The immigrants have held jobs, raised families, and lived peacefully in the US over the last 20 years. But their reprieve granted under previous administrations has ended as President Donald Trump emphasized a policy of removing illegal aliens.
‘The Last Fight’
“This is a hard case,” said Saris at a hearing, according to Reuters. “These are good and decent people who have stayed here with our blessing and were given work authority and haven’t violated the opinions we imposed on them.”
In her opinion, Saris concluded that the 90-day pause was warranted in light of the potentially deadly circumstances that may await Christians forcibly returned to Indonesia.
“A brief delay in unlawful deportation of residents who have lived here with government permission for over a decade outweighs the public interest in prompt execution of removal orders, where petitioners have been law-abiding and pose no threat to public safety,” Saris wrote.
The immigrants have lived in the US for years, protected since 2010 by a now-defunct humanitarian program called “Operation Indonesian Surrender.” However, beginning in August of last year, as these individuals attended their regular ICE check-ins, they were informed of their impending deportation.
The plight of the dozens of Indonesian Christians in the New Jersey case is similar.
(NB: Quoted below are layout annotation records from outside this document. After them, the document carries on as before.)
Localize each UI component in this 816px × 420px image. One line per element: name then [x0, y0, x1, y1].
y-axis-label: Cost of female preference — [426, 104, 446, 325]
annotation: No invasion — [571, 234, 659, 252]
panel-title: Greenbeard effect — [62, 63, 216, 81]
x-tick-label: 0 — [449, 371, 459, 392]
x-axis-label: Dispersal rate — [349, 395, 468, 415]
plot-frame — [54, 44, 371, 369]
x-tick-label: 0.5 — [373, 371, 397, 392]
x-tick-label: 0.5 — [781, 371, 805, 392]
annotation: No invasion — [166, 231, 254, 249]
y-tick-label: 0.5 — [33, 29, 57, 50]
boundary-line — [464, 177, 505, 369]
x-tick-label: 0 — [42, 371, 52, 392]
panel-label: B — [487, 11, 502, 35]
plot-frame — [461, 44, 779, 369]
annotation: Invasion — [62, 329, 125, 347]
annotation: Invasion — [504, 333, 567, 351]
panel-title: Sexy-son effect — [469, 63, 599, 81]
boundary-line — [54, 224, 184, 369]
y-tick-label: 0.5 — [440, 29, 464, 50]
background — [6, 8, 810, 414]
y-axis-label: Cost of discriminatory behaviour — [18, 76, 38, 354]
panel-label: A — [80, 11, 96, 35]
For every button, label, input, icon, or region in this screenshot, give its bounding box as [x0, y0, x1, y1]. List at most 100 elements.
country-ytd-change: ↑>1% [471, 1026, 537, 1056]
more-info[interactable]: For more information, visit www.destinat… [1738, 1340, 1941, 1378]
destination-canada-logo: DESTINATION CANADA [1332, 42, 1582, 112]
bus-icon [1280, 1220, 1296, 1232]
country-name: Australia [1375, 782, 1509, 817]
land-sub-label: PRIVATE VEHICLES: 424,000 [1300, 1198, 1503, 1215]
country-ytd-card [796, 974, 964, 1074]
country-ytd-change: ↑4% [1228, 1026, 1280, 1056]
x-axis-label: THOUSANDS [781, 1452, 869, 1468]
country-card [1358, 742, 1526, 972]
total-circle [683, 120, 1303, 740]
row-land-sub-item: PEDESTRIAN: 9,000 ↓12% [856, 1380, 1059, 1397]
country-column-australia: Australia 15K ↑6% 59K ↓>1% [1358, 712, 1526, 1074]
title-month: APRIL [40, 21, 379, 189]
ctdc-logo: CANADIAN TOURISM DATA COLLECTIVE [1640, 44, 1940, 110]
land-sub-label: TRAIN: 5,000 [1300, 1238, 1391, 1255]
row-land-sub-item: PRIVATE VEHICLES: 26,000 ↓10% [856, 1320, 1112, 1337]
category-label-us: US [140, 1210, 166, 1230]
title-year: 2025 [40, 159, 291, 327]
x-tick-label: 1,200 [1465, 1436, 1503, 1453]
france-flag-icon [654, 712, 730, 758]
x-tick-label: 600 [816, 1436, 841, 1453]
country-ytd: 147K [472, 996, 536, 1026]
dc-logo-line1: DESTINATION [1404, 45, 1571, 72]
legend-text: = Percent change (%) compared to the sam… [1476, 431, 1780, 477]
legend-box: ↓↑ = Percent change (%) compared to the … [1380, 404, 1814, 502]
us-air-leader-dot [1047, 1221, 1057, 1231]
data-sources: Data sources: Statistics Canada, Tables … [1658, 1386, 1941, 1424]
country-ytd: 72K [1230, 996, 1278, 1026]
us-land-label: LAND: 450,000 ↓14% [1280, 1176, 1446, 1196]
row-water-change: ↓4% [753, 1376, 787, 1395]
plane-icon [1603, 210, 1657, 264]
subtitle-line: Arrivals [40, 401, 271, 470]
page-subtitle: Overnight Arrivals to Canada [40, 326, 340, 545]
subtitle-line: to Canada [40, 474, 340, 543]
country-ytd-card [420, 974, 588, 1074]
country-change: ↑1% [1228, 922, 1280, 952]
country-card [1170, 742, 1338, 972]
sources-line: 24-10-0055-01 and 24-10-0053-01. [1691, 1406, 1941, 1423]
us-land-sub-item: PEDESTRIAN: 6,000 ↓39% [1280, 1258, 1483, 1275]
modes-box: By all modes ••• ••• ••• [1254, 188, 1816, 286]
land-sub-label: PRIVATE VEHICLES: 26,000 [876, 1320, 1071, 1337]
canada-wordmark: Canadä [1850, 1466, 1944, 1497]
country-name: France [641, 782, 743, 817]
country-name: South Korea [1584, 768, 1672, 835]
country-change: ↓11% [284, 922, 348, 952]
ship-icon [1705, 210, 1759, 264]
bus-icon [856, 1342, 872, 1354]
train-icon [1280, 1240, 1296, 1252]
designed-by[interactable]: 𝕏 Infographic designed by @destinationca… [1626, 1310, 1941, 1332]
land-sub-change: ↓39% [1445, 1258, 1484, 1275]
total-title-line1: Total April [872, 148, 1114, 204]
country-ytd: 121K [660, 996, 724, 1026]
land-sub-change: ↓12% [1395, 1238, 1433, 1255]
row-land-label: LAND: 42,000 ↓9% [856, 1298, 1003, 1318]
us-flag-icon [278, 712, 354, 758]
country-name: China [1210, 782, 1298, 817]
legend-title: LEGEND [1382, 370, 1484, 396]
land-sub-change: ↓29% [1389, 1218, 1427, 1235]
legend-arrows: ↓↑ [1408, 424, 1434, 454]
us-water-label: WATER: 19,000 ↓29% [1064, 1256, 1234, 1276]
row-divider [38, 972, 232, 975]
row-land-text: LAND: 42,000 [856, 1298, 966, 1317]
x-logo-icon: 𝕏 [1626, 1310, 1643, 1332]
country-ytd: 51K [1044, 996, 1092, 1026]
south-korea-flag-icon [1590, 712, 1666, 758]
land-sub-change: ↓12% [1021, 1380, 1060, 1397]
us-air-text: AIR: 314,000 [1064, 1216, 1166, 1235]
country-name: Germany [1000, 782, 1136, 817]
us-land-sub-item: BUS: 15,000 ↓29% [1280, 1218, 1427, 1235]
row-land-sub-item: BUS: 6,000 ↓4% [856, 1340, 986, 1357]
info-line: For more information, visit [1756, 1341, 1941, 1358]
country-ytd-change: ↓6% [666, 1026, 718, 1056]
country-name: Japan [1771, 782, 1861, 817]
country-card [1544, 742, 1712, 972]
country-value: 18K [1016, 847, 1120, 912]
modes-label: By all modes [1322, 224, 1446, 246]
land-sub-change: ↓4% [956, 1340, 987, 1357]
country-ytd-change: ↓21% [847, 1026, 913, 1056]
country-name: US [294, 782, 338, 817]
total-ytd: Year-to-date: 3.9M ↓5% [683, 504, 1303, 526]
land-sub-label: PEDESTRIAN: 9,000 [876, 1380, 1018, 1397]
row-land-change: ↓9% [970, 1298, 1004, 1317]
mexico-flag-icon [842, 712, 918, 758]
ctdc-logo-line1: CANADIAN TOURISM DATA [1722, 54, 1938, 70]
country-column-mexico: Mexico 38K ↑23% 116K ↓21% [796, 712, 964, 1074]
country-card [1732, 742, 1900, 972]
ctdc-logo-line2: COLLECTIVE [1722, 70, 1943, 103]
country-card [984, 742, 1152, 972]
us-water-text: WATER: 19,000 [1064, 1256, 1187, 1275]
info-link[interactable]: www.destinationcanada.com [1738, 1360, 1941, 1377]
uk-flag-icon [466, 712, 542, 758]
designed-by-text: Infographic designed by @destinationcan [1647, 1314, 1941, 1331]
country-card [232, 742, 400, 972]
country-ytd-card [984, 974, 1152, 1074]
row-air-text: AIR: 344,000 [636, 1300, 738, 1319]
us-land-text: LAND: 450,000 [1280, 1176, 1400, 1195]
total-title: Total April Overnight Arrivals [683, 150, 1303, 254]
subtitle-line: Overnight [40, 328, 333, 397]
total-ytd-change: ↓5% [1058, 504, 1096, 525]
In that case, US District Judge Esther Salas granted a temporary stay to deportations in response to a lawsuit put forth by the American Civil Liberties Union (ACLU).
New Hampshire governor, Chris Sununu, lauded the decision in his state and affirmed the court’s call for further re-examination in the case. “I will continue to advocate for a resolution that protects these individuals from religious persecution and allows them to remain in the United States,” he stated.
Lee Gelernt, an attorney with the ACLU, critiqued ICE tactics in the case and expressed relief at the stay. “The ruling ensures that the fundamental principles of habeas corpus and due process will not be discarded in the rush to deport these longtime residents,” he told Law360.
Sandra Pontoh, pastor of the Madbury Maranatha Indonesian Fellowship in Madbury, New Hampshire, also rejoiced at the ruling.
“I was hoping the judge would decide to let my friends work on their case for 90 days. That is what we hoped,” Pontoh told the Associated Press. “This is wonderful. That means my friends can have time, their lawyers will have more time to work on their cases. This is the last fight for them.”